Across the road is a board-and-batten-sided cottage and brick carriage house. The former has a low-pitched gabled roof with scalloped bargeboard trim, and the latter has two pyramidal roofs with cupolas, and round-arched Romanesque windows. East of the cottage is the caretaker's cottage, a T-shaped clapboard-sided with clipped or arched windows in the gable apexes. To the north of these buildings is yet another residence, the orchard house, sitting on a rock ledge with hipped dormers and a central projecting gable with canopy. It is fenestrated with narrow, arched double windows in the dormers and gables.
Several smaller outbuildings are scattered around the property. A playhouse and shed are near the main house, with a wellhouse and garage near the orchard house. East of the caretaker's cottage is one barn, the ruins of another, two greenhouses, a root cellar and a water tower.
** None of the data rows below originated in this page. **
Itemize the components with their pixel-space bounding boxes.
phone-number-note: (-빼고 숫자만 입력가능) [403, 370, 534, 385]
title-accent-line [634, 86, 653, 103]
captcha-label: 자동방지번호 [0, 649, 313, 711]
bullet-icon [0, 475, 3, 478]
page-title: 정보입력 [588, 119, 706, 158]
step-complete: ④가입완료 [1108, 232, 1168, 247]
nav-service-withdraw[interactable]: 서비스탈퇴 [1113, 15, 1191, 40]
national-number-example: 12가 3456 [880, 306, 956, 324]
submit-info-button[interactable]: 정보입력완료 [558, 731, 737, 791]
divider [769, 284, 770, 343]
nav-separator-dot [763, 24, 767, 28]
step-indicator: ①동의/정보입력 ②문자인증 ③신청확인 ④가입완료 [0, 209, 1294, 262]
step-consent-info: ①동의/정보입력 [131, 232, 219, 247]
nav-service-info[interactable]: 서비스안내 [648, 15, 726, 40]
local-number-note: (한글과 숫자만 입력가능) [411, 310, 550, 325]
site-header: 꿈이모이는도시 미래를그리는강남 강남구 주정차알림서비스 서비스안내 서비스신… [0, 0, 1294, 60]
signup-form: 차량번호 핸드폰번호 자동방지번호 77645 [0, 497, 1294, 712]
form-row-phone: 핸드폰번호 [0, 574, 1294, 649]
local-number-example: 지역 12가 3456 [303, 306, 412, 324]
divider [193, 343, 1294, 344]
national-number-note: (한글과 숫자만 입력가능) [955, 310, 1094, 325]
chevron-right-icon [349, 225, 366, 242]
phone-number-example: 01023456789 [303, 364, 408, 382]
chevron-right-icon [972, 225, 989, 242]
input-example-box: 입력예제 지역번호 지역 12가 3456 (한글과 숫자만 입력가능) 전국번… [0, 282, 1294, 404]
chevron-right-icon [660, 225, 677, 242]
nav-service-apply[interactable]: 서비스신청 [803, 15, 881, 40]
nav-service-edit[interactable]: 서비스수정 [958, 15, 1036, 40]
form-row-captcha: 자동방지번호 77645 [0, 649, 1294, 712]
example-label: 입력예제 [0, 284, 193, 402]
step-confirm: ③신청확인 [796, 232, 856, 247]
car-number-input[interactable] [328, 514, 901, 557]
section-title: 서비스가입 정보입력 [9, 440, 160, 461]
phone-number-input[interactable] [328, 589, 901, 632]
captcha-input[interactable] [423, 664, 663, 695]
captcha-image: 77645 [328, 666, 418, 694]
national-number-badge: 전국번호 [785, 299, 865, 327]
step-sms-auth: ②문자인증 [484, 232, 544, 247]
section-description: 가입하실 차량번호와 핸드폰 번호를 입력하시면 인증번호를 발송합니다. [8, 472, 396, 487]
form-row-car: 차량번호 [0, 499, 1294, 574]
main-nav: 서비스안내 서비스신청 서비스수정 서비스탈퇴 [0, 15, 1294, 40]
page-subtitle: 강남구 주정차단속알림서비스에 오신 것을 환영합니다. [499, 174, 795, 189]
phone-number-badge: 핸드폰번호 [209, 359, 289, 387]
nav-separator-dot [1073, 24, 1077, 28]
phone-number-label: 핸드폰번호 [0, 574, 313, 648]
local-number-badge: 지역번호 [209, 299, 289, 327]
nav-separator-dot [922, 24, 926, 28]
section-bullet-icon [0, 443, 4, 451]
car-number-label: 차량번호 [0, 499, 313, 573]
The land was first farmed by a tenant farmer named Thomas Davenport in the early 18th century, when it was still part of the vast holdings of Frederick Philipse. Most were later confiscated due to the Philipse family's support for the Loyalist cause during the Revolutionary War; however the future de Rham property was not among these as it was owned by the heirs of Philip Philipse, who had died in the late 1760s. Davenport and his family lived in a small frame house, probably on the present property, whose exact site is unknown.
Davenport's grandson William appears to have left the area around 1802 and sold his lease to a family named Wheelock. They bought the property outright from the Philipse heirs in 1827. The deed for this transaction mentions the main house and a few of the other structures, so they were apparently built during their ownership.
Three years later, in 1830, the Wheelocks sold the property for $6,900 ($ in 2009 dollars) to brothers Adolphus and John Watson, who bought out a third partner the following year. The Watsons operated the Highland School in the main house until 1835, the year after they had sold to Henry Casimir de Rham.
In 1834, the Watsons sold the farm to Henry Casimir de Rham, a Swiss immigrant who had become a successful New York merchant and banker, for $11,000 ($ in 2009 dollars). He owned and operated the farm as a summer and weekend residence, renaming it Giez, after the town of his birth in Switzerland, until his death in 1874 (after which it passed to his son Charles de Rham).
He was responsible for three major renovations to the main house in the 19th century, which added the Greek Revival porch, the enlargement of the east wing and the addition of a west wing and the mansard roofs on the whole house. The orchard house was remodeled and expanded in 1929. The de Rham family continued to own the farm until 1949, when it was subdivided into the current four parcels, one of which the family kept. The following year, the main house's east wing was demolished. There have been no major changes since then.